Quatro pessoas me seguraram, uma em cada extremidade do corpo, enquanto uma enfermeira colocava a sonda e outra depilava a região, em meio a súplicas para que eu pudesse tentar arranjar uma posição melhor para deitar. Quando falei que queria parto normal, fui tolhida imediatamente pois, além de estar sem líquido amniótico, o exame de toque feito às 22h do dia anterior alegava que eu não tinha dilatação suficiente, por isso optaram por uma cesariana. Assim que meu filho nasceu, o vi de relance e demoraram mais de 10 minutos para que pudesse encostar nele… Por segundos. Disseram que estava tudo bem. Na sala de recuperação, quatro horas depois do parto, meu filho foi levado até mim. Outra enfermeira me xingava por ele ter tomado complemento em pó e não querer mamar – claro que a culpa por isso era minha, que eu já era uma mãe inútil e que mulheres como eu não deveriam procriar.

Passei por tudo isso quase sozinha, já que não permitiram acompanhantes. A pediatra, que deveria ter ido falar comigo no dia seguinte ao parto, foi aparecer dois dias depois pouco antes de recebermos alta. O leite desceu apenas 3 dias depois, então meu filho precisou do suplemento no primeiro momento. Mesmo sabendo que a solução em pó deve ser consumida dentro de meia hora, as enfermeiras ou se negavam a preparar um novo e mandavam tomar o que estava na mamadeira há duas horas ou faziam na extrema má vontade, me xingando e dizendo que eu estava louca, que “leite empedrado não existe”. Apenas no segundo dia de internação que me disseram que ele havia nascido com taquipnéia transitória, resultante da cesariana eletiva antes da hora. Já faz quase cinco anos.

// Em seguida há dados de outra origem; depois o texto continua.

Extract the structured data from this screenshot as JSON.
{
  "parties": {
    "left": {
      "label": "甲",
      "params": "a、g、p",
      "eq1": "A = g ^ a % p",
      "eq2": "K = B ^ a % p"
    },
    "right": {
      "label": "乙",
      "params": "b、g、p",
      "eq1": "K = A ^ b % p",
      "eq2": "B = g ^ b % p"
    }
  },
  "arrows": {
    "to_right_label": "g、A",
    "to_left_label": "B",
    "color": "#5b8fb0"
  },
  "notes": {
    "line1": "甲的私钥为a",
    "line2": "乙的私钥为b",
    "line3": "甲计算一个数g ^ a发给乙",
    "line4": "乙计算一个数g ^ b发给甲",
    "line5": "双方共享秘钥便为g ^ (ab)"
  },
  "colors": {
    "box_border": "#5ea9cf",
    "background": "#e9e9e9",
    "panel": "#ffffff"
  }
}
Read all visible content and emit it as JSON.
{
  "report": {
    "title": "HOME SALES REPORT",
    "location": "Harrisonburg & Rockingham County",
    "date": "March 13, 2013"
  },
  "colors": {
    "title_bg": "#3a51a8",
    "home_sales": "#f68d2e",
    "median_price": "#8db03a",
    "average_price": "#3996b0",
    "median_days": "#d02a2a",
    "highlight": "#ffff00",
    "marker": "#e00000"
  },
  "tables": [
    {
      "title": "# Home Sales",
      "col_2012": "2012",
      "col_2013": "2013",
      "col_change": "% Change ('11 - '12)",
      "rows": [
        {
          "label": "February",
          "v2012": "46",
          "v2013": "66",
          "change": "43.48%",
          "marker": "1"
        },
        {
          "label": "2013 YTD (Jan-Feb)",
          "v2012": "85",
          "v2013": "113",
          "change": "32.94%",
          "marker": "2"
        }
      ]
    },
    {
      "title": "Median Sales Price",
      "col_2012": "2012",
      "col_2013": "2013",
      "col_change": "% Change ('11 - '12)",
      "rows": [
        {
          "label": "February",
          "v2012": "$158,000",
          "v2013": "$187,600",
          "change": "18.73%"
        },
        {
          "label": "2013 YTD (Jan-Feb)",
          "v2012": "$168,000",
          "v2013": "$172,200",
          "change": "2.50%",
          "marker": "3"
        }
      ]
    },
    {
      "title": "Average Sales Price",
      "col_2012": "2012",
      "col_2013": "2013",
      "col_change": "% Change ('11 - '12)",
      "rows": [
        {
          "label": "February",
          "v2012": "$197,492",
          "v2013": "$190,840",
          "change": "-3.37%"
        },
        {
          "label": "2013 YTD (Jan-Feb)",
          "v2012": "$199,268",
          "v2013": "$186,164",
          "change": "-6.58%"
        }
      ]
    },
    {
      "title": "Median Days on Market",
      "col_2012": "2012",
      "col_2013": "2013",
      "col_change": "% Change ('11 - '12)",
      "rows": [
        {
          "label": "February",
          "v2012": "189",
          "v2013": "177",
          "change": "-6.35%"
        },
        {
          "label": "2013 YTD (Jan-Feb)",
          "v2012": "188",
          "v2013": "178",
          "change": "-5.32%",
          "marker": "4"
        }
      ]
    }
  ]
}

Fico muito feliz que meu filho esteja bem – mesmo sofrendo de asma, consequência do problema ao nascer -, de poder acompanhar seu crescimento e expandir as leituras para títulos que dão alternativas para momentos de birra e brincadeiras diversas. Outras mães já não tem a mesma sorte. Outros filhos já não tem a mesma sorte. As dores físicas passam, mas é traumatizante passar por uma situação dessas. Ninguém deve se acostumar com isso, é inadmissível o “dane-se a mãe, é só a criança que importa” das entrelinhas. As duas vidas ali importam igualmente e os cuidados com as mães na fase do puerpério deveria ser naturalmente maior, não uma alternativa melhor.